Non pas à cause de son état, ni même de sa rareté, mais par ce qu’il dégage, avant même qu’on l’ouvre.
C’est ce que j’ai ressenti en accueillant cet ouvrage imprimé à Hanau en 1619, sobrement intitulé Veterum Scriptorum….
Un grand volume relié en veau estampé à froid, monté sur ais de bois, avec encore la trace ancienne de ses fermoirs.
Un livre de savoir. De mémoire. De silence aussi.
Une architecture de papier et de temps
À l’extérieur, la couvrure était fatiguée. La peau usée, par endroits craquelée, et la structure déformée par les siècles.
Mais à l’intérieur, le corps d’ouvrage était intact. Solide, presque serein.
Aucune page manquante. Aucune couture rompue. Comme si le temps avait respecté l’essentiel.
Ce livre n’était pas seulement un objet.
Il était un espace traversé : par des regards, des mains, des annotations, des oublis.
Il portait sur lui cette chose précieuse que seuls les livres anciens conservent : la trace du geste humain.
1619 : un monde inquiet, une mémoire en chantier
Hanau, 1619.
L’Europe est au bord du gouffre.
La défenestration de Prague a eu lieu un an plus tôt. La guerre de Trente Ans débute, funeste et interminable.
L’empereur Matthias meurt en mars. Son successeur, Ferdinand II, formé par les Jésuites, est regardé avec hostilité par les princes protestants.
Mais ce livre, lui, ne parle pas de guerre.
Il compile les écrits de Suétone, Tacite, et d’autres auteurs antiques sur les empereurs germaniques.
Un travail savant, rigoureux, destiné à transmettre, comprendre, classer.
Dans un monde qui vacille, on cherche appui dans le passé.
L’Europe humaniste imprime beaucoup.
On collecte, on édite, on annote. La mémoire devient une matière qu’on façonne.
Ce livre en est l’un des témoins.
Et pendant ce temps… en France
Louis XIII a 18 ans. Il règne depuis 1610, mais c’est encore Marie de Médicis qui gouverne.
Le royaume panse ses blessures religieuses, entre défiance et réorganisation.
La poésie devient baroque, intense, mouvante.
Malherbe impose des formes rigoureuses. Théophile de Viau, libertin et flamboyant, dérange.
Le théâtre s’éveille. La cour s’italianise.

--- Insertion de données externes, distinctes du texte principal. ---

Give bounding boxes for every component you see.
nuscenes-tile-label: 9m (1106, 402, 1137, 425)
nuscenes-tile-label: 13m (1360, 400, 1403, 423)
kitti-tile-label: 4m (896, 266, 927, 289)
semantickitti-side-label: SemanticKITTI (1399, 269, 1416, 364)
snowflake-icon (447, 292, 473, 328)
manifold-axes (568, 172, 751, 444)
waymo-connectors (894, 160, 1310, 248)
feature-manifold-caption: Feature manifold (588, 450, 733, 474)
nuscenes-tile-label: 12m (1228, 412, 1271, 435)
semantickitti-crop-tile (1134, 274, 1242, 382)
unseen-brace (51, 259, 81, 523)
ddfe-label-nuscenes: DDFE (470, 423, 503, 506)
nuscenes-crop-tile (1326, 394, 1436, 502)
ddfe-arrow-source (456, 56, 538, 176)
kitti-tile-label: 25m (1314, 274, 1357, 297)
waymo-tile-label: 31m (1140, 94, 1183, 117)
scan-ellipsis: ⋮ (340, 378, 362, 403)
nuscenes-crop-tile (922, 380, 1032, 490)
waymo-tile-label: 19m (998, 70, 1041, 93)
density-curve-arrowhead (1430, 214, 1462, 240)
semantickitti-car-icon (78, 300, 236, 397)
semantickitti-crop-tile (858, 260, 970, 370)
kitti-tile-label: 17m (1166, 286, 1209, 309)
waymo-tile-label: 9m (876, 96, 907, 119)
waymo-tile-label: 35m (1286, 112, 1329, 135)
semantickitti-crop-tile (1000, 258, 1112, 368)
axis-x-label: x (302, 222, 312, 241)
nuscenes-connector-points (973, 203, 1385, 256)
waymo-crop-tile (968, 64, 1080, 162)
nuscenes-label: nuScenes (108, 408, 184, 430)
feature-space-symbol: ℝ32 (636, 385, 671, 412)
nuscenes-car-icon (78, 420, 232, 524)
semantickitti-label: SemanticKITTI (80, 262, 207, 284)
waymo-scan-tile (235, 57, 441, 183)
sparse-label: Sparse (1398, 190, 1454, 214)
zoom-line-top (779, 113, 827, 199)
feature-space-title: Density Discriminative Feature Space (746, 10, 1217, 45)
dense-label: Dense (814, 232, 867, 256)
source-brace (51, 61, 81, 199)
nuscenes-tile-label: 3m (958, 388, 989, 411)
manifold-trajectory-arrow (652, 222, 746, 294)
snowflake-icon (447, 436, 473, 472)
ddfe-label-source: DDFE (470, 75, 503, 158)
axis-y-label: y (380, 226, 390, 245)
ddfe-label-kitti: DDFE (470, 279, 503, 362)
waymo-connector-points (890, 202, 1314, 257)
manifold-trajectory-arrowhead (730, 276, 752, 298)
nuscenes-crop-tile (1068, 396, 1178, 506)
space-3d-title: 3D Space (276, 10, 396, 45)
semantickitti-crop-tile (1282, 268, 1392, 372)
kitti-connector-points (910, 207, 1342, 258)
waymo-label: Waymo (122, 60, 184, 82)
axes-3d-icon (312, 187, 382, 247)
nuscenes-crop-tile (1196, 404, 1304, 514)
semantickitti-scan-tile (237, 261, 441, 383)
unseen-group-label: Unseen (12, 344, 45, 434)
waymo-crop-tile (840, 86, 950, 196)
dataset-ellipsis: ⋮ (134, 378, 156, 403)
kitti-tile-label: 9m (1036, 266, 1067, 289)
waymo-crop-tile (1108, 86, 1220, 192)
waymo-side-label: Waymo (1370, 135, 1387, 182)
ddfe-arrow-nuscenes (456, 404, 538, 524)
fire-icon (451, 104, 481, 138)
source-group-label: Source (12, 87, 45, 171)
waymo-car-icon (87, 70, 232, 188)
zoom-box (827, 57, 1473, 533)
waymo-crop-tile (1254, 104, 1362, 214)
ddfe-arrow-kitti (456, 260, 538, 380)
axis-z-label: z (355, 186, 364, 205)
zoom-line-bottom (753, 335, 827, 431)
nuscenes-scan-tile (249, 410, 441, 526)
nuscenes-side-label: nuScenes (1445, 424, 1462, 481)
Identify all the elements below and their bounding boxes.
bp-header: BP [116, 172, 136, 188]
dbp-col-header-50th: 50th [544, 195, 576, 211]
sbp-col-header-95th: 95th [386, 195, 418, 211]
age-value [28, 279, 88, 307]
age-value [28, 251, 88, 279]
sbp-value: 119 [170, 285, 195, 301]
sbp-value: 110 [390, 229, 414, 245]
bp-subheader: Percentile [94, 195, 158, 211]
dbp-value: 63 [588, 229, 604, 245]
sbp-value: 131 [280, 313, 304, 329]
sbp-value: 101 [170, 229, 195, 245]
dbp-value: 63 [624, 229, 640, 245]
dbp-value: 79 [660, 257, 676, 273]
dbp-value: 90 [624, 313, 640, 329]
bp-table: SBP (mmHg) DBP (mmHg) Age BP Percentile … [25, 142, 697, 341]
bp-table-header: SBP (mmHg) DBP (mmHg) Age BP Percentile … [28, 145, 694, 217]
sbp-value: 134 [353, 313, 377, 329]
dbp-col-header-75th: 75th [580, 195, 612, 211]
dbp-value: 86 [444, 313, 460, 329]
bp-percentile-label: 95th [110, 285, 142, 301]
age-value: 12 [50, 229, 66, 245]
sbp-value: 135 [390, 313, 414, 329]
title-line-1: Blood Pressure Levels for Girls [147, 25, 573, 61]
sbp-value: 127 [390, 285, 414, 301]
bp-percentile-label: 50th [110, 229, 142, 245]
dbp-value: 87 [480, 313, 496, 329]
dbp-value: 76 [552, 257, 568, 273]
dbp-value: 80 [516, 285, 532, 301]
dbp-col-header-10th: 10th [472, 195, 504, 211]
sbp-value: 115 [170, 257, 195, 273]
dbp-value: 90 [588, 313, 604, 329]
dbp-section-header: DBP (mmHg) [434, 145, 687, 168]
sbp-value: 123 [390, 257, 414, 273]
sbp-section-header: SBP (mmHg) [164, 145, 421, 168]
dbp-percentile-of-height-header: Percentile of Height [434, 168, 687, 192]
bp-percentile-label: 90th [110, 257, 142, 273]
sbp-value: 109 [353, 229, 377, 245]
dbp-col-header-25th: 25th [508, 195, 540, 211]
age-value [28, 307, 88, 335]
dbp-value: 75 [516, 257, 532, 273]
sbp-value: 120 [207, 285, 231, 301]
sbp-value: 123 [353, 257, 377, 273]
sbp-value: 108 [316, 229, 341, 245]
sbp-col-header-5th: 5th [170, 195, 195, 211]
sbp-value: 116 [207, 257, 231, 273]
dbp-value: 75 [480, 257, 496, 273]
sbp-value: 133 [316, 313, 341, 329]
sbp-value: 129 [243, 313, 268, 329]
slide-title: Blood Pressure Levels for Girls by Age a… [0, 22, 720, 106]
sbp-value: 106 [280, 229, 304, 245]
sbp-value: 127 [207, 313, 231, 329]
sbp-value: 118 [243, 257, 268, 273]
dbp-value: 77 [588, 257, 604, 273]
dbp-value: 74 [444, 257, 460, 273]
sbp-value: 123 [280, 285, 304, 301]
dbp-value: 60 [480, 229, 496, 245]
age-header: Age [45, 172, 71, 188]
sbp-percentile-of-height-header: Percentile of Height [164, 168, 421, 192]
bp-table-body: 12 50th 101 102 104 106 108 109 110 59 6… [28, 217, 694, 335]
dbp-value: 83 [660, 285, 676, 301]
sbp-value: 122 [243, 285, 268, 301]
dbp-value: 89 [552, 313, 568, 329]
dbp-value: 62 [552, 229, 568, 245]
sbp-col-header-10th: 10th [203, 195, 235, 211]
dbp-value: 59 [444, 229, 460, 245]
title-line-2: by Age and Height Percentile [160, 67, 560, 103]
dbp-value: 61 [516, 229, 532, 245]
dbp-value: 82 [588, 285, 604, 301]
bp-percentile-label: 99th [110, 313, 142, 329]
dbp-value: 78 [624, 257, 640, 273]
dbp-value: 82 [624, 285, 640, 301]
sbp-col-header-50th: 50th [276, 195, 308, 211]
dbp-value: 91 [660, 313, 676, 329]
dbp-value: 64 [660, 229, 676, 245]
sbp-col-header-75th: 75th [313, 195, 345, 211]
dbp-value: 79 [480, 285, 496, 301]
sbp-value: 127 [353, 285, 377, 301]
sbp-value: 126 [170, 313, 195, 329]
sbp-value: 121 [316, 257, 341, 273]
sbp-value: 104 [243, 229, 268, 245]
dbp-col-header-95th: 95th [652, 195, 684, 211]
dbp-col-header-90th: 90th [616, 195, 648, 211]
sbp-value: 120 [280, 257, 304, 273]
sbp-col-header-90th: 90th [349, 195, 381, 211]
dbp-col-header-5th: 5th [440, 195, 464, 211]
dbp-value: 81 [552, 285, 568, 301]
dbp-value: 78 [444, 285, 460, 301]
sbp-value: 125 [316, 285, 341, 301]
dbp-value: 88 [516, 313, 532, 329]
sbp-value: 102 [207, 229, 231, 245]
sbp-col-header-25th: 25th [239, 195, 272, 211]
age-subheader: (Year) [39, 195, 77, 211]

Et déjà, les salons littéraires s’organisent, premières esquisses d’un monde lettré moderne.Marie de Médicis prépare bientôt la commande à Rubens de la future Galerie Médicis.
Une vie longue comme quatre siècles
Et pendant ce temps-là, quelqu’un étudie ce livre.
Il y cherche des références. Il le pose sur un pupitre, l’ouvre lentement. Il lit, copie, annote. Puis le range.
Puis un autre le consultera. Et encore un autre.
Il traverse les siècles.
Il voit passer les traités, les révolutions, les républiques, les empires, deux guerres mondiales.
Il voyage. Il échappe à l’oubli, mais non aux marques du temps.
Peut-être qu’un jour, il a été relégué dans un grenier. Dans une caisse.
Il a attendu. Silencieux, mais toujours debout.
Un livre restauré, mais pas effacé
Et puis un
jour, il arrive dans mon atelier.
Je le manipule. J’observe. Je comprends ce qu’il a traversé. Et surtout, ce
qu’il ne faut pas lui retirer.
Il ne s’agit pas de le rendre neuf, mais de lui redonner sa parole.
Je restaure la
couvrure. Je stabilise les matériaux. Je respecte les aspérités.
Je n’efface pas les siècles. Je les accompagne.
Et au terme de
cette restauration, le livre est prêt. Non à être exposé sous verre, mais à
être de nouveau consulté, ouvert, compris.
Il est, comme il l’a toujours été, un témoin muet — mais éloquent.